Nun ist es öffentlich: Zum ersten Mal in der Geschichte des Adolf-Grimme-Preises wurde auch ein Preis in der Kategorie "Unterhaltung" vergeben. Herausgekommen ist dabei gleich zu Beginn ein großer Murks. Außer der Vorabendserie Türkisch für Anfänger gewann, und darüber wird wohl zu reden sein, das Pro-Sieben-Unterhaltungsformat Extreme Activity mit Jürgen von der Lippe.

Preisgekrönte Glanzleistung: Idealbesetzung Nina Hagen in der ProSieben-Sendung "Extreme Activity". (Foto: Foto: proSieben/willi weber)

Die Jury aus Journalisten und Medienwissenschaftlern (neun Mitglieder) war sich bei der Entscheidungsfindung im letzten Wahlgang größtenteils einig, auch wenn es nur wenige so formulierten wie ein Kollege, der seit fast zwanzig Jahren in der Grimme-Jury sitzt und erklärtermaßen keine Lust mehr hat, "Preise immer nur an Sachen mit Aidsinfizierten und Behinderten zu vergeben". Was wie eine Kampfansage an falschem Ort klingt, wirft die Frage auf, worum es beim Grimme-Preis geht.

Lange vor dem Deutschen Fernsehpreis gehörte er zu den bedeutendsten Auszeichnungen für Fernsehmacher. Er zieht seine Bedeutung im Unterschied zum Bambi oder Der Goldenen Kamera aus dem Umstand, dass er wie zu Beginn seiner nunmehr 43-jährigen Existenz auf nichts anderes als auf Qualität setzt.

So viel Unterhaltung war nie

Grimme bedeutet Anspruch in Reinkultur. Olli Dietrich hat ihn sogar einmal mit dem Nobel-Preis verglichen. An diesem Anspruch nun scheint mancher schwer zu tragen. Nachdem in den zurückliegenden Jahren oft nur noch darüber diskutiert wurde, wie viele Preisträger aus dem Privatfernsehen stammen, hat man sich in Marl, dem Sitz des Adolf-Grimme-Institutes, etwas Neues ausgedacht.

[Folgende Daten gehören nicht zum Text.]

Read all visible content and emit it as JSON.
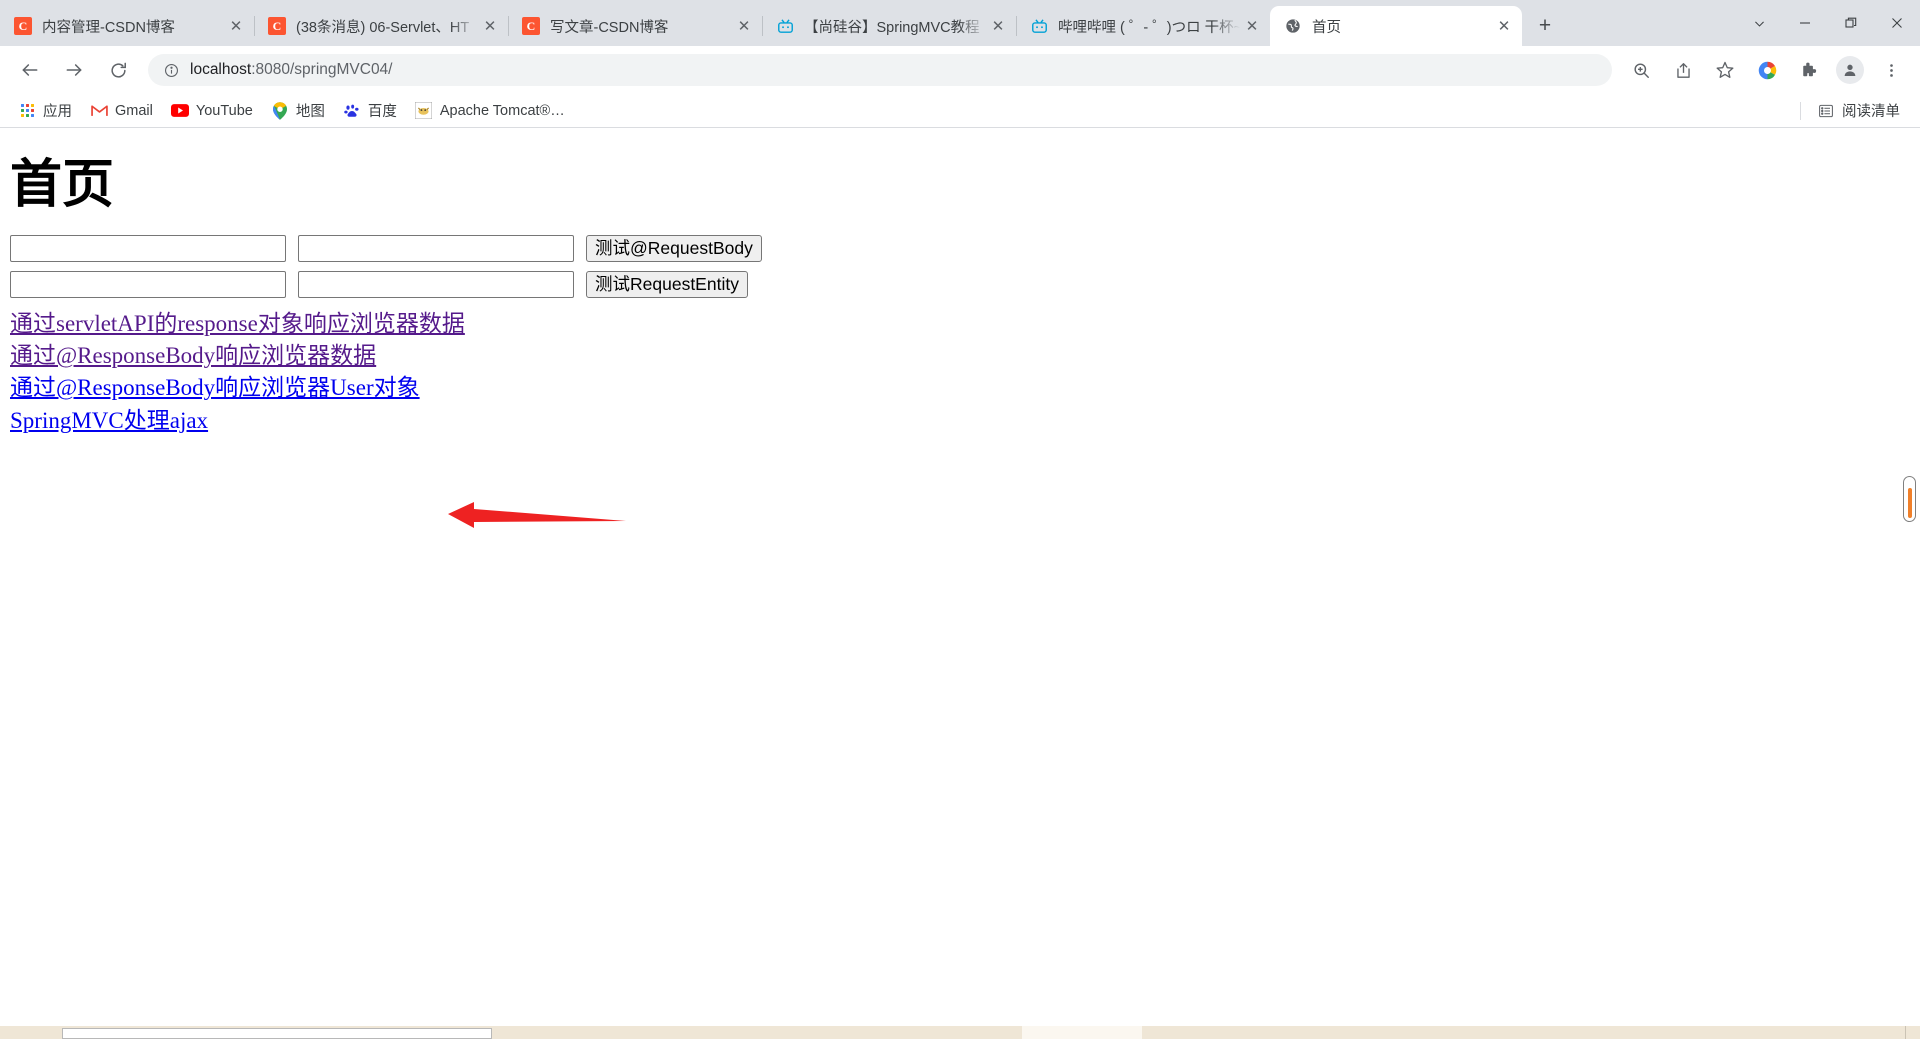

Den bewährten Preiskategorien "Fiktion & Unterhaltung" und "Information & Kultur" wurde erstmals eine eigenständige Kategorie "Unterhaltung" hinzugefügt, um der sich verändernden Medienrealität gerecht zu werden, wie es so schön heißt. Prompt ergatterten Privatsender so viele Nominierungen wie nie zuvor - acht von achtzehn allein in der "Unterhaltung".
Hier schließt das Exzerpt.